What was life like as an IPS student? Any particular memories of classes, characters, etc. that remain with you to this day?
Classes were wonderful—with so many interesting people as both instructors and classmates. Discussions were always rich and courses were challenging and thought provoking. The semester that stands out the most for me was Spring 2008—my final semester. I took Hearts on Fire to learn about Ignatian Spirituality at the same time as a Nonviolence class based in Franciscan teaching. The courses complemented each other and I felt quite steeped in the two traditions. When the Hearts on Fire course ended, no one wanted to leave the classroom. We stayed after the last session for a couple of hours just chatting. I’m still in touch with some of those classmates, nearly 10 years later.
How did you become the Coordinator of Continuing Education (CE) here at IPS?
While I was working on my MASJ degree, I worked for a Lilly Grant called INSPIRE. It was a partnership between LUC and the Archdiocese of Chicago that supported teambuilding on the staffs of Catholic parishes. When I graduated, I went to work for the grant full time. When the grant ended, my current role was created to extend the learning of INSPIRE into the future, and now I am in charge of all Continuing Education programs that IPS provides.
What is your mission as Assistant Dean for Continuing Education?
My mission is to provide engaging non-degree educational opportunities to people in parishes and congregations who wish to supplement their knowledge in service of the Church. This role developed out of the INSPIRE project, which ended in 2013. I have been working at IPS in this capacity since 2014.
How is your IPS degree allowing you to fulfill your goals as Assistant Dean for Continuing Education at IPS?
My social justice degree coupled with my work with INSPIRE provided me with a wonderfully supportive network of people in diocesan and congregational roles. I also got a great understanding of the educational needs of people in parishes. Armed with these tools, I’m able to effectively interface with a wide variety of people, assess needs, and create educational opportunities to address those needs. My office aspires to be flexible in order to address continuing education needs in real time as they surface.
You and Mirta continue to service an increasing number of constituencies. What are the highlights/challenges associated with such growth?
The highlight is certainly that we have the opportunity to do a lot of different things with a very diverse group of people. For example, we’re working on a new restorative justice ministry. New ideas and opportunities are always arising, and we’re able to act on them relatively quickly. The challenge is that with so many projects, it can be difficult for two of us to keep up! We’re creating projects based on innovative ideas at a much faster rate than we can make them reality.
Can you share a personal spiritual practice that a fellow IPS community member may find helpful?

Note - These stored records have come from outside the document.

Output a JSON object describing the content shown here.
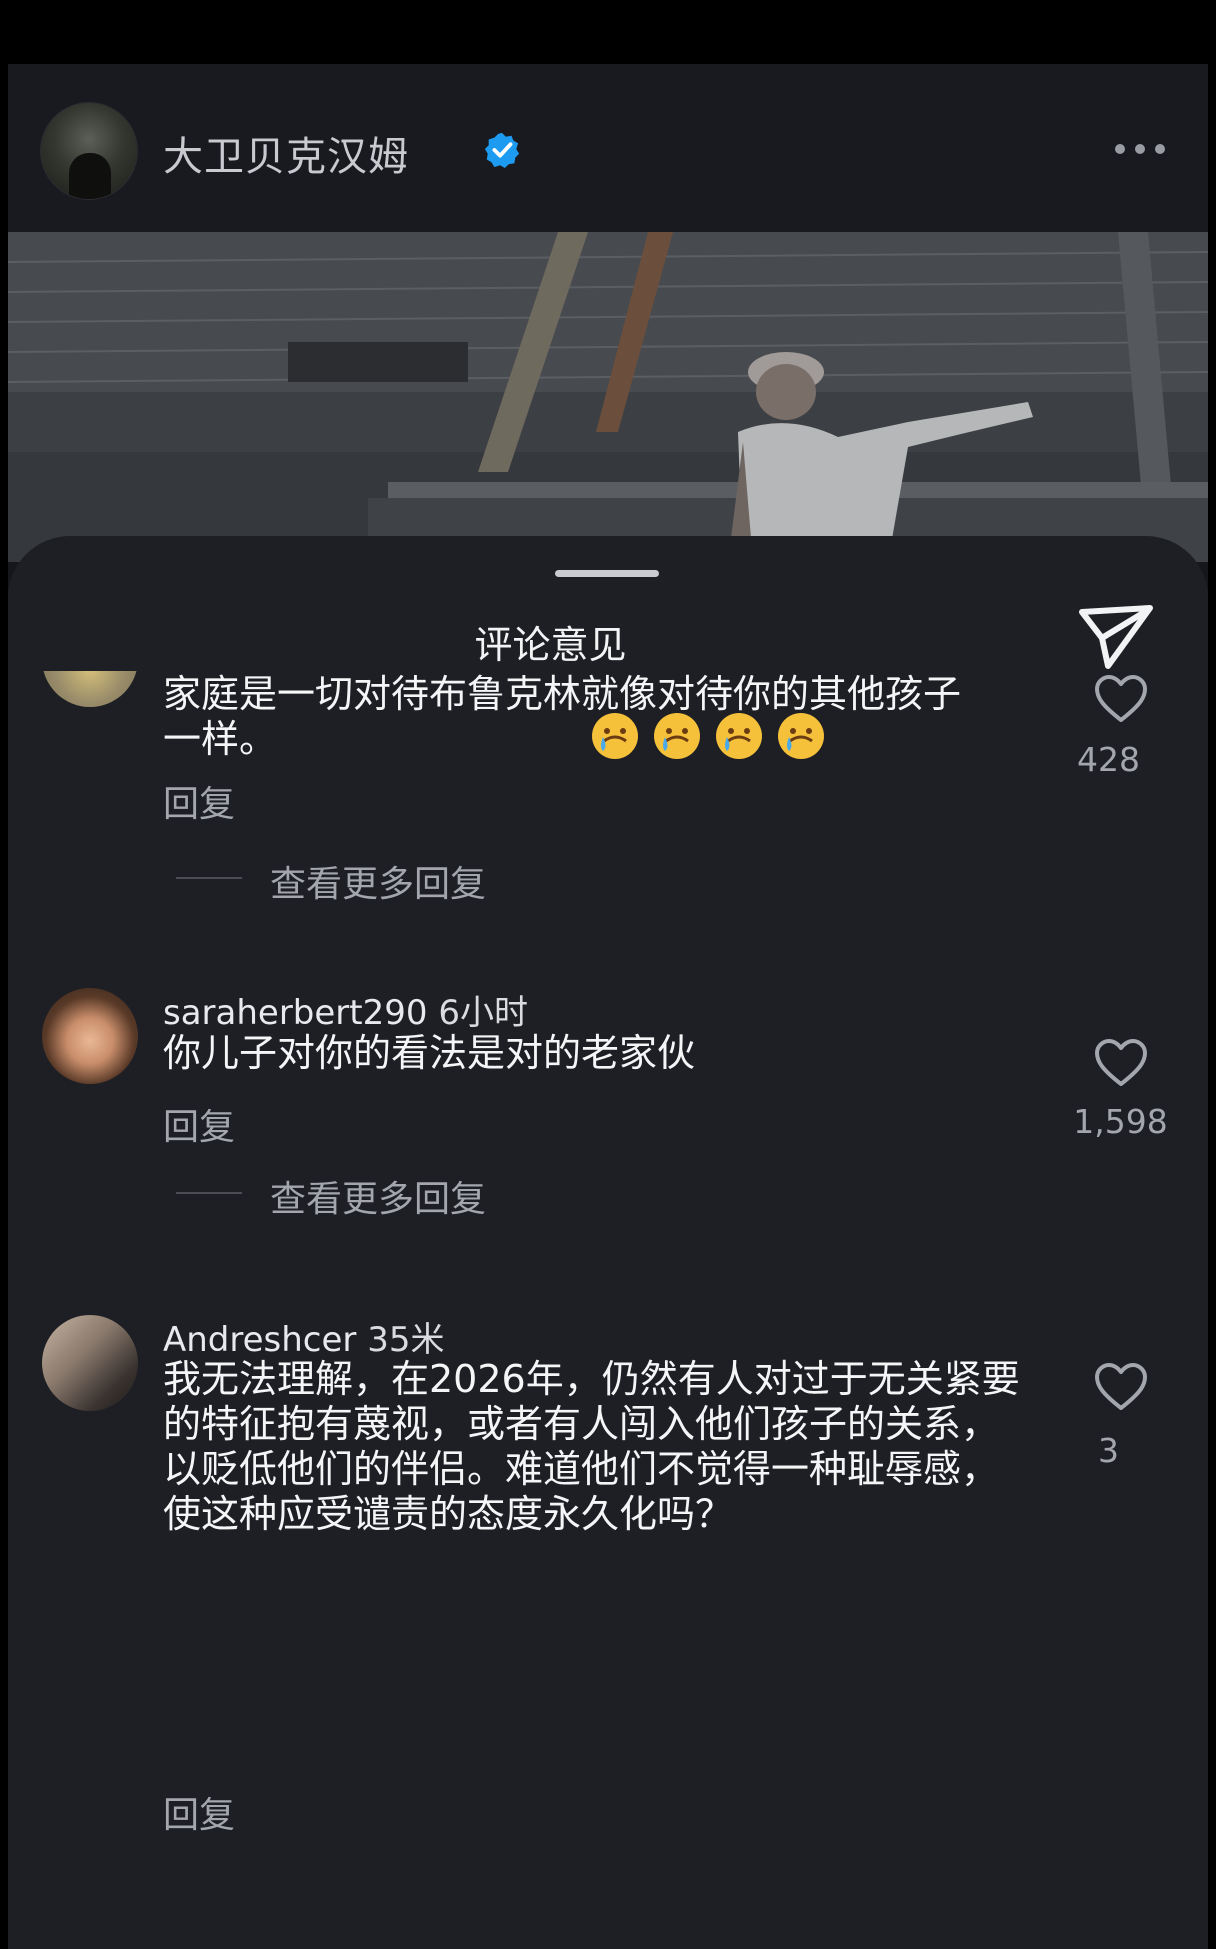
{
  "header": {
    "name": "大卫贝克汉姆",
    "verified_icon": "verified-badge-icon",
    "more_icon": "more-horizontal-icon"
  },
  "photo": {
    "description_icon": "stadium-photo"
  },
  "sheet": {
    "title": "评论意见",
    "send_icon": "send-icon"
  },
  "comments": [
    {
      "text": "家庭是一切对待布鲁克林就像对待你的其他孩子一样。",
      "emojis": [
        "crying-face",
        "crying-face",
        "crying-face",
        "crying-face"
      ],
      "reply_label": "回复",
      "more_replies_label": "查看更多回复",
      "likes": "428"
    },
    {
      "username": "saraherbert290",
      "time": "6小时",
      "text": "你儿子对你的看法是对的老家伙",
      "reply_label": "回复",
      "more_replies_label": "查看更多回复",
      "likes": "1,598"
    },
    {
      "username": "Andreshcer",
      "time": "35米",
      "text": "我无法理解，在2026年，仍然有人对过于无关紧要的特征抱有蔑视，或者有人闯入他们孩子的关系，以贬低他们的伴侣。难道他们不觉得一种耻辱感，使这种应受谴责的态度永久化吗？",
      "reply_label": "回复",
      "likes": "3"
    }
  ],
  "colors": {
    "background": "#15171c",
    "sheet": "#1d1f24",
    "muted_text": "#a3a6ad",
    "verified": "#1d9bf0"
  }
}
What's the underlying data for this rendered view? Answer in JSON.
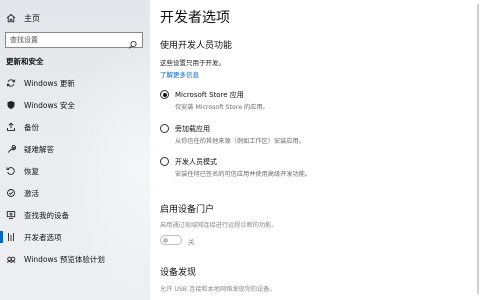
{
  "sidebar": {
    "home_label": "主页",
    "search_placeholder": "查找设置",
    "section_title": "更新和安全",
    "items": [
      {
        "label": "Windows 更新",
        "icon": "sync-icon"
      },
      {
        "label": "Windows 安全",
        "icon": "shield-icon"
      },
      {
        "label": "备份",
        "icon": "backup-icon"
      },
      {
        "label": "疑难解答",
        "icon": "wrench-icon"
      },
      {
        "label": "恢复",
        "icon": "recovery-icon"
      },
      {
        "label": "激活",
        "icon": "activation-icon"
      },
      {
        "label": "查找我的设备",
        "icon": "find-device-icon"
      },
      {
        "label": "开发者选项",
        "icon": "developer-icon"
      },
      {
        "label": "Windows 预览体验计划",
        "icon": "insider-icon"
      }
    ]
  },
  "main": {
    "title": "开发者选项",
    "dev_features_heading": "使用开发人员功能",
    "dev_features_note": "这些设置只用于开发。",
    "learn_more_link": "了解更多信息",
    "options": [
      {
        "label": "Microsoft Store 应用",
        "desc": "仅安装 Microsoft Store 的应用。",
        "checked": true
      },
      {
        "label": "旁加载应用",
        "desc": "从你信任的其他来源（例如工作区）安装应用。",
        "checked": false
      },
      {
        "label": "开发人员模式",
        "desc": "安装任何已签名的可信应用并使用高级开发功能。",
        "checked": false
      }
    ],
    "portal_heading": "启用设备门户",
    "portal_desc": "启用通过局域网连接进行远程诊断的功能。",
    "portal_toggle_label": "关",
    "discovery_heading": "设备发现",
    "discovery_desc": "允许 USB 连接和本地网络发现你的设备。"
  },
  "colors": {
    "accent": "#0067c0"
  }
}
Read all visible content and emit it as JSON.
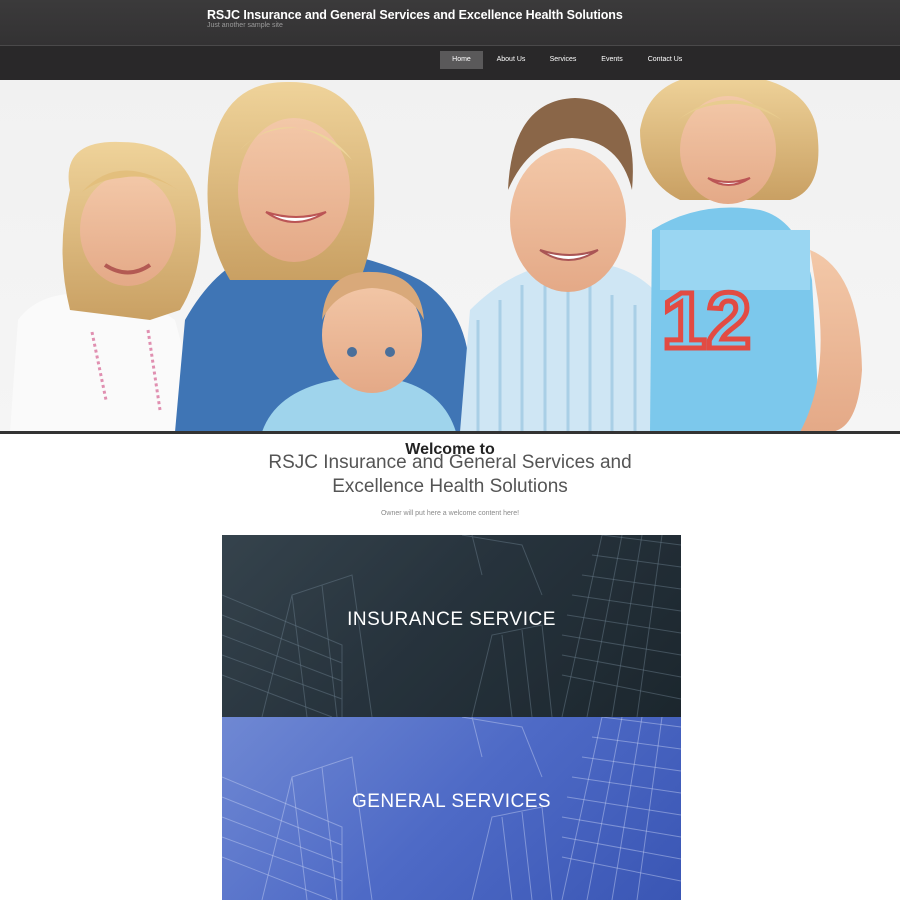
{
  "header": {
    "site_title": "RSJC Insurance and General Services and Excellence Health Solutions",
    "tagline": "Just another sample site"
  },
  "nav": {
    "items": [
      {
        "label": "Home"
      },
      {
        "label": "About Us"
      },
      {
        "label": "Services"
      },
      {
        "label": "Events"
      },
      {
        "label": "Contact Us"
      }
    ]
  },
  "welcome": {
    "overline": "Welcome to",
    "title_line1": "RSJC Insurance and General Services and",
    "title_line2": "Excellence Health Solutions",
    "content": "Owner will put here a welcome content here!"
  },
  "services": {
    "insurance_label": "INSURANCE SERVICE",
    "general_label": "GENERAL SERVICES"
  },
  "colors": {
    "header_bg": "#363536",
    "nav_bg": "#292829",
    "nav_active_bg": "#5a595a",
    "insurance_tile": "#2e3a44",
    "general_tile": "#5570c9"
  }
}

At night before bed, I try to assess what’s going on with me—an examen of sorts. I try to move into an “observer” mode. I look at my emotions, knowing that they are not me. I look at my thoughts, knowing that they are not me. I look at my body and any pains or physical sensations—knowing that they are not me. I look at all of the things stimulating my emotions and thoughts, knowing that they are not me. I recall that I am consciousness—the observer of all these things. That’s me. It’s a very emotionally grounding and calming exercise.
Any words of wisdom for IPS students unsure about how their current studies will manifest concretely down the line?
Stay present. Learn. Absorb. Build relationships. You never know how what you learn or who you meet will manifest in your life later. It’s part of the great mystery.